Why You Should Talk to Your Partner About Technology

As I'm wiping down the table from dinner, I casually listen in on the lively game of superheroes being played out in the next room. My husband promised the older two he'd play with them before bed, and now it's a mighty showdown: My Little Pony versus toy soldiers versus The Riddler. It's a fantastical scene that could only be concocted in the minds of seven and five year olds. I hear Dylan excitedly play out one of the scenes: "And then, Daddy, The Penguin is going to use his rays to stop the soldiers and then he'll take over the Bat Cave!"

I wait and listen for my husband's response. It sounds like this: "umm hmmm..."

Every part of my body tenses up. Without moving, without looking, I know exactly what is happening right now. His phone went off -- more work emails. He responded to the notification. He is looking down and checking email. I do not in any way blame him for this. He is caught in a constant tug between his personal and professional life. And that phone is the rope that keeps him mentally and physically tethered to his job all day and night. He wants to separate but then another email comes in and well, he'll just read this one more. But I hate that this scene is playing out in front of the kids and completely interrupting critical Bat Cave time.

Too often, his time with the kids is limited really to bedtime hours -- that brief window between 6:30 and 8pm. When he's home during those hours, it is imperative to me that he have his phone put away. This is important not just for the kids, but because he too needs this break to refocus, refresh. But I realize, how does he know what this means to me when I've never told him -- when we've never had the talk.

When we first came together as a couple 10 years ago, we talked about all sorts of things that couples talk about to help them sort out whether or not they are in it for the long haul and assess compatibility. We discussed children, if we wanted them and how many of them we wanted, where we wanted to live, our views on social justice, faith and money. But we never discussed technology because it was a non-issue back then. My husband had a Blackberry and a flip phone. I had a flip phone. Data plans were nonexistent, and the habits that are so pervasive in our daily life literally didn't exist.

Flash forward to 10 years later. We've got a house and three kids and a marriage that requires constant TLC because anything worth anything always does. And it occurs to me that technology advanced so quickly over the course of our relationship that we never stopped to talk about the spaces in which we were and were not comfortable letting it in or conversely expressly wanted it out.

As silly as it sounds, technology and the subsequent ripple effect it can have on feelings and people, is still a relatively new concept to the coupled version of us. Technology takes up space and if you don't acknowledge that and specifically carve out where and what you're going to give it access to, it's like a third person in your relationship. And no one expressly invited Siri into my Chuppah.

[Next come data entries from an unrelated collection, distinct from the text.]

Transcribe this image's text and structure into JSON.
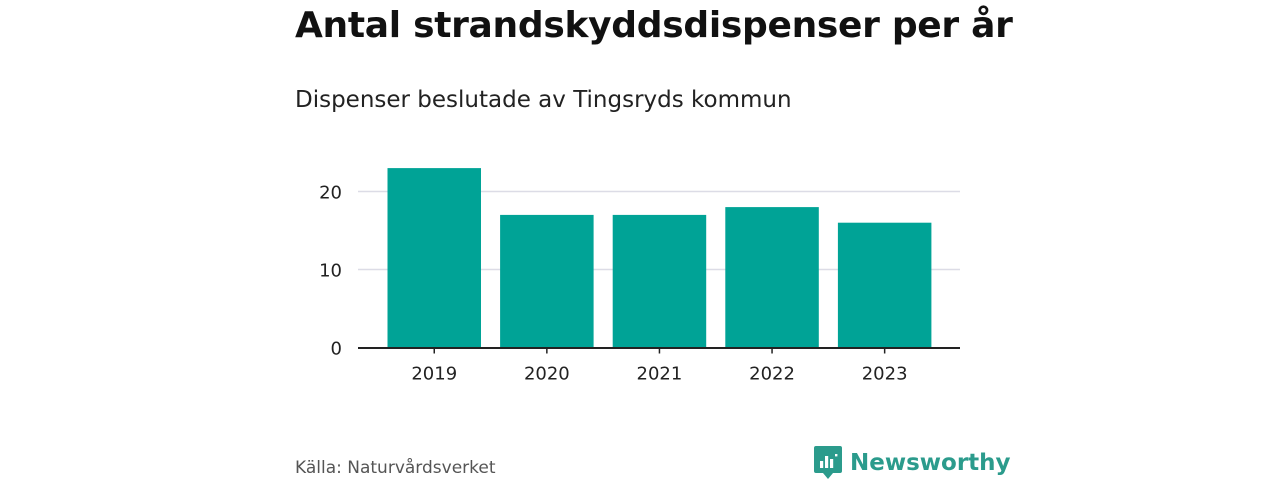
{
  "header": {
    "title": "Antal strandskyddsdispenser per år",
    "subtitle": "Dispenser beslutade av Tingsryds kommun"
  },
  "footer": {
    "source": "Källa: Naturvårdsverket",
    "brand": "Newsworthy"
  },
  "colors": {
    "bar": "#00a396",
    "grid": "#dcdce6",
    "axis": "#222222",
    "brand": "#2b9b8c"
  },
  "chart_data": {
    "type": "bar",
    "title": "Antal strandskyddsdispenser per år",
    "subtitle": "Dispenser beslutade av Tingsryds kommun",
    "categories": [
      "2019",
      "2020",
      "2021",
      "2022",
      "2023"
    ],
    "values": [
      23,
      17,
      17,
      18,
      16
    ],
    "ylim": [
      0,
      25
    ],
    "yticks": [
      0,
      10,
      20
    ],
    "xlabel": "",
    "ylabel": "",
    "grid": true,
    "legend": "none"
  }
}
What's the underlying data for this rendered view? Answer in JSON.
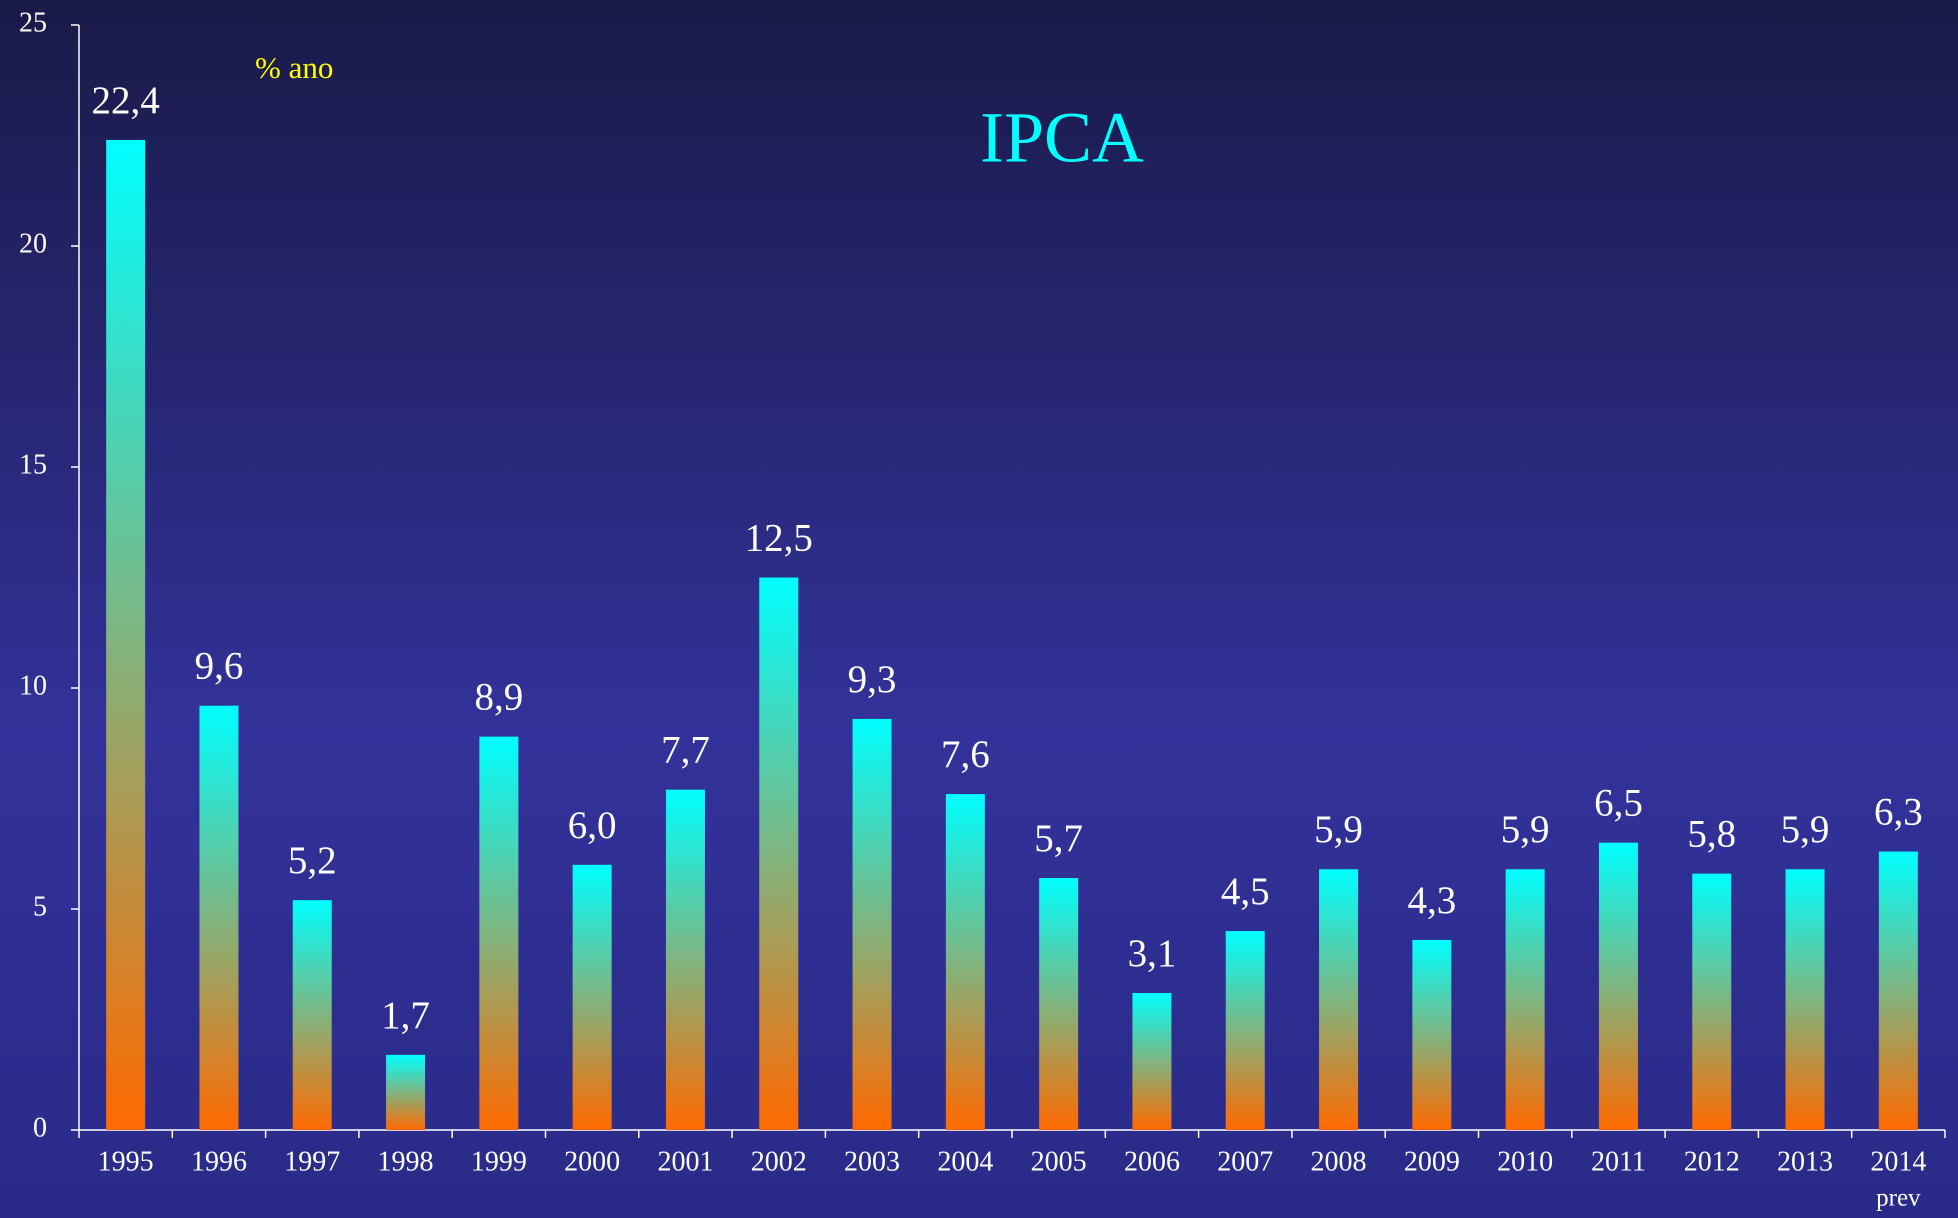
{
  "chart_data": {
    "type": "bar",
    "title": "IPCA",
    "unit_label": "% ano",
    "categories": [
      "1995",
      "1996",
      "1997",
      "1998",
      "1999",
      "2000",
      "2001",
      "2002",
      "2003",
      "2004",
      "2005",
      "2006",
      "2007",
      "2008",
      "2009",
      "2010",
      "2011",
      "2012",
      "2013",
      "2014"
    ],
    "category_note": "prev",
    "values": [
      22.4,
      9.6,
      5.2,
      1.7,
      8.9,
      6.0,
      7.7,
      12.5,
      9.3,
      7.6,
      5.7,
      3.1,
      4.5,
      5.9,
      4.3,
      5.9,
      6.5,
      5.8,
      5.9,
      6.3
    ],
    "value_labels": [
      "22,4",
      "9,6",
      "5,2",
      "1,7",
      "8,9",
      "6,0",
      "7,7",
      "12,5",
      "9,3",
      "7,6",
      "5,7",
      "3,1",
      "4,5",
      "5,9",
      "4,3",
      "5,9",
      "6,5",
      "5,8",
      "5,9",
      "6,3"
    ],
    "color": [
      "#00ffff",
      "#ff6a00"
    ],
    "ylim": [
      0,
      25
    ],
    "yticks": [
      0,
      5,
      10,
      15,
      20,
      25
    ],
    "grid": false
  }
}
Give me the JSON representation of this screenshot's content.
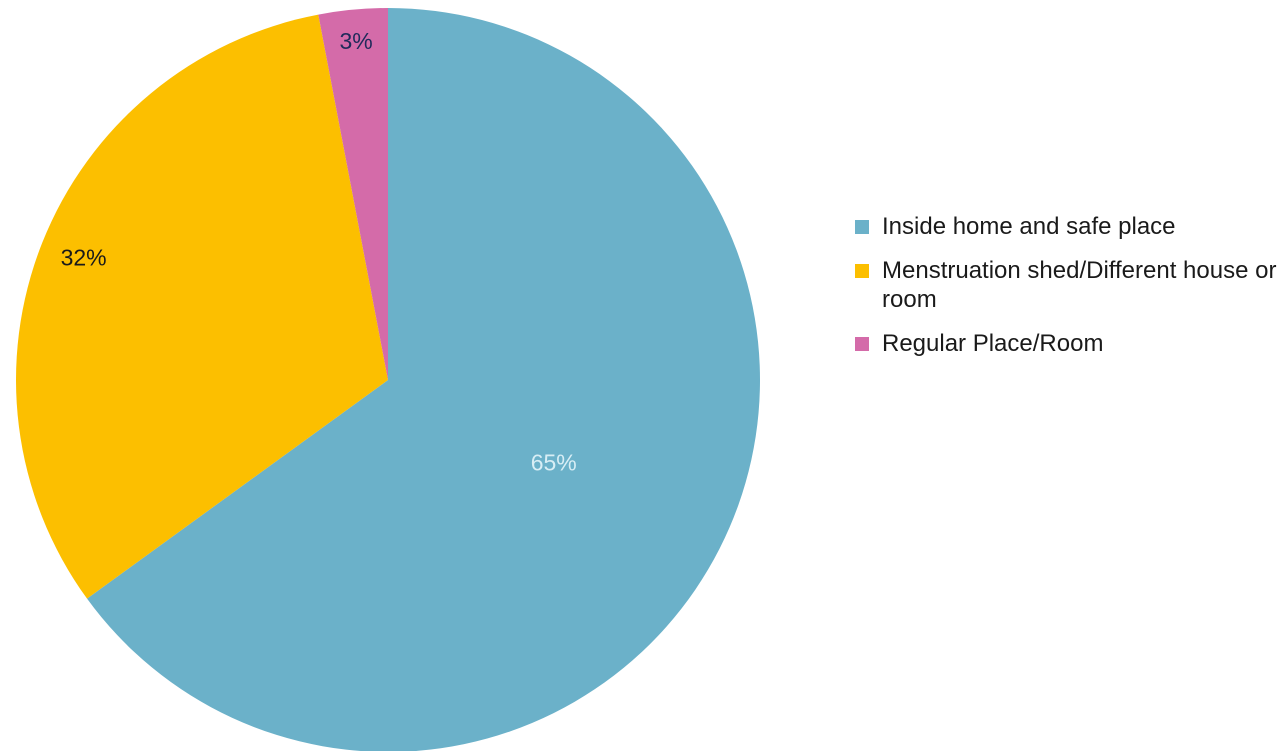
{
  "chart_data": {
    "type": "pie",
    "categories": [
      "Inside home and safe place",
      "Menstruation shed/Different house or room",
      "Regular Place/Room"
    ],
    "values": [
      65,
      32,
      3
    ],
    "value_labels": [
      "65%",
      "32%",
      "3%"
    ],
    "colors": [
      "#6bb1c9",
      "#fcbf00",
      "#d46ba9"
    ],
    "legend": "right"
  }
}
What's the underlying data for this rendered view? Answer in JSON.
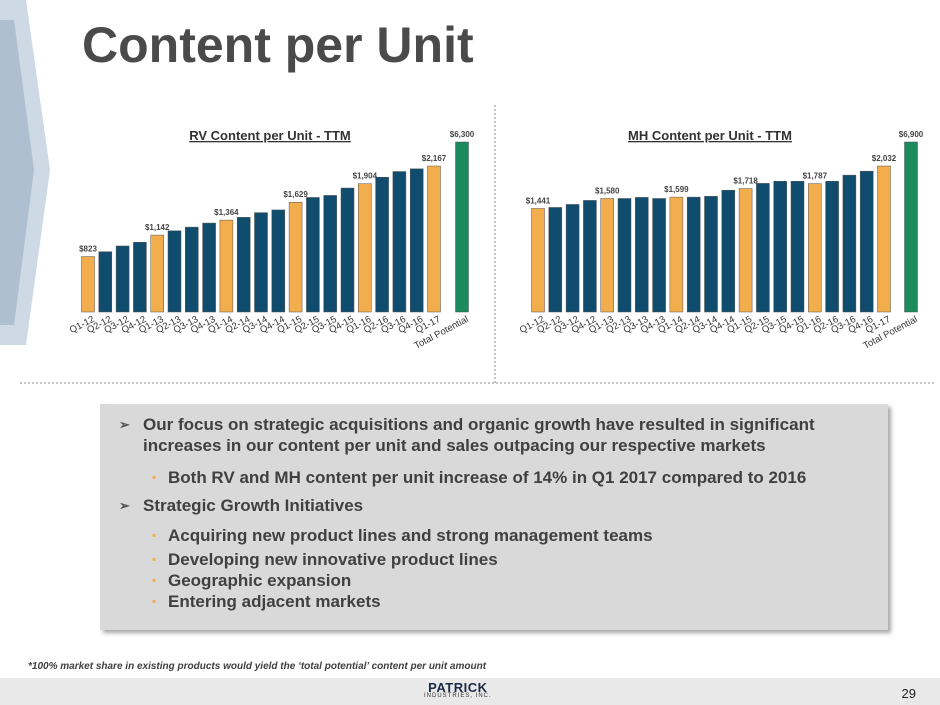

So I said something like this: "I don't think I ever told you how important it is to me to have your phone off between the hours of 6:30 and 8pm. I really want this to be our time together -- just us. I hope you understand what this means to me."

And he said something like, "I really didn't know how important that was to you. I will keep it off between 6:30 and 8pm."

And then I said, "Is there a time of day when I use my phone that bothers you? Like for example when Hope wakes me up in the middle of the night and I have a hard time going back to bed, I'll turn on my phone and look at it. Does that bother you? Does the light bother you when you are sleeping?"

To which he not surprisingly responded, "Yes. This bothers me."

And so we agreed to respect the spaces in our family and relationship and home where we weren't willing to let technology in. I'm certain we will both need gentle reminders from time to time, but the idea that we talked specifically about this seemed landmark to me in some way. It was so important yet so deceptively simple and easy to overlook. I wonder if there are more couples that experience tension around these different moments in the day but can't quite pinpoint the source.

These phones can be tricky like that, making us so available to so many people, places and things, that we forget how quickly this access can erode the intimacy that our families are built on. It is the kind of intimacy that exists solely outside of our phones, in real relationships hashed out through grown up talks about complicated stuff and in live action play on the Bat Cave battlefield.

And so the phone goes away. Dylan lines up the soldiers and The Penguin makes a daring attempt to take over Green Lantern's cave!

Indeed this is turf worth defending.